Using Nintendo Wi-Fi Connection, players could fight using a preset character at Lvl 40 or their character and monsters from the Story Mode, through which they could gain experience.

Online gaming groups, also known as clans, were popular in the Wi-Fi mode of LostMagic during its early months., but most died off as a result the game lost popularity.

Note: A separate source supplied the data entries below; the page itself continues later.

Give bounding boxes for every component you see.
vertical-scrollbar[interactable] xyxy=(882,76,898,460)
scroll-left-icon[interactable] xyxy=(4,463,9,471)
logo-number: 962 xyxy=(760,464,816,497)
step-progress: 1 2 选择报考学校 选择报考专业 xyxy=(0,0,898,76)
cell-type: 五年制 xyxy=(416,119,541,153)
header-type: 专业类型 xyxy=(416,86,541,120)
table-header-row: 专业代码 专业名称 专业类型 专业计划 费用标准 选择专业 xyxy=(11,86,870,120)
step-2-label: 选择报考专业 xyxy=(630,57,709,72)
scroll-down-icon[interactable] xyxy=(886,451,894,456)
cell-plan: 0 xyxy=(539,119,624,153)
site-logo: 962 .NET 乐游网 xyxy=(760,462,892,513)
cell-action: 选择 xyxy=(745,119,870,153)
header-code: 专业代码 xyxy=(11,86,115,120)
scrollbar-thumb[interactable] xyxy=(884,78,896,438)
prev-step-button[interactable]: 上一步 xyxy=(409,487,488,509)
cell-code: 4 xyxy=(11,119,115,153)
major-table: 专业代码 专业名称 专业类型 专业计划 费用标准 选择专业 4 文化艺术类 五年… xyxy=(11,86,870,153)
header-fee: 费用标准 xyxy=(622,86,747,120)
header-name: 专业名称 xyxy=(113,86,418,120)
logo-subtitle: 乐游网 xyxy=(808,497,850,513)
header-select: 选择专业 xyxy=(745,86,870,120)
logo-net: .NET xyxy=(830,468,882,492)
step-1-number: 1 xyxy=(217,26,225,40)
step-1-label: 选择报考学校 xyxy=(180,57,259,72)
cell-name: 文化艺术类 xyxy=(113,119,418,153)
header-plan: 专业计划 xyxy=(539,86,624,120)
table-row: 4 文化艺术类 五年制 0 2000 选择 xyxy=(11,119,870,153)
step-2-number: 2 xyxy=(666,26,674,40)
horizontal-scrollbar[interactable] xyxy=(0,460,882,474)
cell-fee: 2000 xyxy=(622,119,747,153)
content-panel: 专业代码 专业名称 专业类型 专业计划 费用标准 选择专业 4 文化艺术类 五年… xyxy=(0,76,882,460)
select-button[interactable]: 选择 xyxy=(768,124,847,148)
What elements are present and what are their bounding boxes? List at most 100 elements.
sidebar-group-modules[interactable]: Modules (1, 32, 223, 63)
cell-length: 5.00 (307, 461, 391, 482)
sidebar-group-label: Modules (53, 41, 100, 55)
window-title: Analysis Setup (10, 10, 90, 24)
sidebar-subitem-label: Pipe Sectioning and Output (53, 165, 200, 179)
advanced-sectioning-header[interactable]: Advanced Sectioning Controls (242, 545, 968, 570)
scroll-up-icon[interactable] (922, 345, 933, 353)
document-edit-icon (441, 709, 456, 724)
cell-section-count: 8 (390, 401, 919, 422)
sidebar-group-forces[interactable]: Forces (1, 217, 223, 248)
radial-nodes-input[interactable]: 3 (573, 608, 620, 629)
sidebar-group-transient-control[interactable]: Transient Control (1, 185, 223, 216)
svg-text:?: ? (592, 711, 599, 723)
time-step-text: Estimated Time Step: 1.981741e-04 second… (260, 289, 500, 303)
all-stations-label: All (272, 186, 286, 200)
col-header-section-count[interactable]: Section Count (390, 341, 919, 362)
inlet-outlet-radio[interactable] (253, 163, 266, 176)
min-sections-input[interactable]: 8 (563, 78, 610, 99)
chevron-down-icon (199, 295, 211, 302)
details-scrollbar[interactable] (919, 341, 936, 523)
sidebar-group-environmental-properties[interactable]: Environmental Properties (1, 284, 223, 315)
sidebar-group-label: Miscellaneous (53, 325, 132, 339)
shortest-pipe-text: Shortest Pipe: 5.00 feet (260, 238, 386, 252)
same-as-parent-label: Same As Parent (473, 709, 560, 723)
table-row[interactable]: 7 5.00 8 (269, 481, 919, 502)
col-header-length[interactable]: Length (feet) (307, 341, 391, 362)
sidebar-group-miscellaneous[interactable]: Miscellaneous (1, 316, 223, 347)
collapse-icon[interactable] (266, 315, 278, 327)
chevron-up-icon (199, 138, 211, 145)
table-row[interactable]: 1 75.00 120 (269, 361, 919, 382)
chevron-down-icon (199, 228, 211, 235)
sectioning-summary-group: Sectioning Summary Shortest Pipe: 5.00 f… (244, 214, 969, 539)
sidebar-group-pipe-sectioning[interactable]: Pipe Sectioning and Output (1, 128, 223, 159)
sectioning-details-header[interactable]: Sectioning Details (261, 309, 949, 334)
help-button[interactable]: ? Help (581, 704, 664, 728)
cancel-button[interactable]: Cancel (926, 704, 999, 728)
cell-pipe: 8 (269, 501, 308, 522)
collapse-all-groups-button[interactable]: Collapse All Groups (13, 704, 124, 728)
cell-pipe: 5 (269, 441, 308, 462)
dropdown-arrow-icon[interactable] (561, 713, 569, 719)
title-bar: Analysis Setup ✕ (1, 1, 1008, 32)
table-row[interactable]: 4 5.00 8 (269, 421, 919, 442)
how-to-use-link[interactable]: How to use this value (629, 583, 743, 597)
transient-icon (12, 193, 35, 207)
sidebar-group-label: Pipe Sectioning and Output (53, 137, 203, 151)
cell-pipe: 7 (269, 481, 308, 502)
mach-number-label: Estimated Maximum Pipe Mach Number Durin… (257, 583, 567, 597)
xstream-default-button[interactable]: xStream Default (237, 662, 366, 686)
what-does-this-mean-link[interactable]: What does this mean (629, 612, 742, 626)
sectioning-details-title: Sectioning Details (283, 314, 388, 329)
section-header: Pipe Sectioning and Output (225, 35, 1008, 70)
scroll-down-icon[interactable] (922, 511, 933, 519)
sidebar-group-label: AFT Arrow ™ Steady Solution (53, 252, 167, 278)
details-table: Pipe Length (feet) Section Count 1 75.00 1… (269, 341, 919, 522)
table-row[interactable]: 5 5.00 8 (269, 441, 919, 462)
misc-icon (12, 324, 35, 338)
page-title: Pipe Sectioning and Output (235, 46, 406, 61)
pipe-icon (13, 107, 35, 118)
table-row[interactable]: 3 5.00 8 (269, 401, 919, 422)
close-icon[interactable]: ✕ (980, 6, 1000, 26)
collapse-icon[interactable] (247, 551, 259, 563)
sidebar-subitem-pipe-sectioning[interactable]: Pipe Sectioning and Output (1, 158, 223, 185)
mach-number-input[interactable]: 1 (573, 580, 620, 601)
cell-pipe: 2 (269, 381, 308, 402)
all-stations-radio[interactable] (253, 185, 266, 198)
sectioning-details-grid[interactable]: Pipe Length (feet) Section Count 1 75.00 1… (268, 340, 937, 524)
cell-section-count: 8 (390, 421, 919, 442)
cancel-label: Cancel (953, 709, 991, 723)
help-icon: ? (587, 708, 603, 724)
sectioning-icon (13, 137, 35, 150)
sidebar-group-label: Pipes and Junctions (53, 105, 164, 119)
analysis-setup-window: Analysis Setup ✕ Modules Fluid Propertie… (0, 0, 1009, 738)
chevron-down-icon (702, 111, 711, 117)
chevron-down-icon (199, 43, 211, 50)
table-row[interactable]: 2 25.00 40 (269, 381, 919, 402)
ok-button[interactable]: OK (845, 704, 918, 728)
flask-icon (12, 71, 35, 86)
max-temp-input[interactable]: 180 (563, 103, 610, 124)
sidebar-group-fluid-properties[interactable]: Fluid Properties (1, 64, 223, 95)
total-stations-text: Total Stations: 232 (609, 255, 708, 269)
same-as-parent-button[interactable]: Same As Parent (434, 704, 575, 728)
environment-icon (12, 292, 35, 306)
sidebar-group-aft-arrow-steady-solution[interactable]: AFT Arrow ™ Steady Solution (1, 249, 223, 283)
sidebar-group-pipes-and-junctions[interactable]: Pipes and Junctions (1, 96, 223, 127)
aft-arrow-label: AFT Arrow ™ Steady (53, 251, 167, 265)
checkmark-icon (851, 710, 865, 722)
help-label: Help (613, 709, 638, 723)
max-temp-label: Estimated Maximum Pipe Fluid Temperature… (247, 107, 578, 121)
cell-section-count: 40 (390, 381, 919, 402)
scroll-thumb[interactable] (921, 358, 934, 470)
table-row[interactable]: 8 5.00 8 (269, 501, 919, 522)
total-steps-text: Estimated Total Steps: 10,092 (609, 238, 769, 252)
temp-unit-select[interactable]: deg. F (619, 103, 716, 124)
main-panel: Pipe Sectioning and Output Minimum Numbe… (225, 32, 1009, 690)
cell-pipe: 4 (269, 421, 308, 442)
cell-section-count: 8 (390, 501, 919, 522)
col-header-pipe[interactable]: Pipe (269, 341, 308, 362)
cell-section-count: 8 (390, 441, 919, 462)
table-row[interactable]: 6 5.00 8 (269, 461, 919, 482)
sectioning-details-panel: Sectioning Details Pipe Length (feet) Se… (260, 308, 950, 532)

With single-card play, in which case only one person needed to own the game, the second player could only download a demo of the game. In multi-card Play, players fought each other for experience to level up using their Story Mode teams. People fought in local multi-card play were automatically added to each other's Wi-Fi Friend lists.

==Plot==

The game's protagonist is the young mage named Isaac, whose father Russell gave him the Wand of Light, one of seven powerful wands which allows him to cast magic and capture and control monsters. After being separated from his parents when he was young, he was raised by a forest witch who taught him the arts of magic.

==Reception==

The game received "average" reviews according to the review aggregation website Metacritic. In Japan, Famitsu gave it a score of 30 out of 40 (individual reviews: 9/7/8/6), while Famitsu Cube + Advance gave it a score of 26 out of 40 (individual reviews: 7/7/6/6). GamePro said that the game "strives to accomplish something innovative and enjoyable, [but] it falls short in its implementation, resulting in a game that frustrates and disappoints." (Note: GamePro gave the game three 3.5/5 scores for graphics, sound, and fun factor, and 4/5 for control.)

Aggregate score
| Aggregator | Score |
|---|---|
| Metacritic | 68/100 |

Review scores
| Publication | Score |
|---|---|
| Edge | 5/10 |
| Electronic Gaming Monthly | 5/10 |
| Eurogamer | 6/10 |
| Famitsu | 30/40 (C+A) 26/40 |
| Game Informer | 6/10 |
| GameRevolution | C |
| GameSpot | 7.9/10 |
| GameSpy | 3.5/5 |
| GameZone | 8.2/10 |
| IGN | 6.5/10 |
| Nintendo Power | 8/10 |
| Nintendo World Report | 6.5/10 |
| RPGamer | 3/5 |
| RPGFan | 90% |

==Sequels==
A spiritual successor, Takt of Magic (タクトオブマジック, Takuto obu Majikku), also developed by Taito but published by Nintendo, was released for the Wii in Japan on May 21, 2009. Its protagonist, Orville, was included as a spirit in Super Smash Bros. Ultimate. A sequel, Lost Magic: Concerto for the Fallen (ロストマジック ～精霊の協奏曲～, Rosuto Majikku Seirei no Kyōsōkyoku) was made by Taito for mobile phones.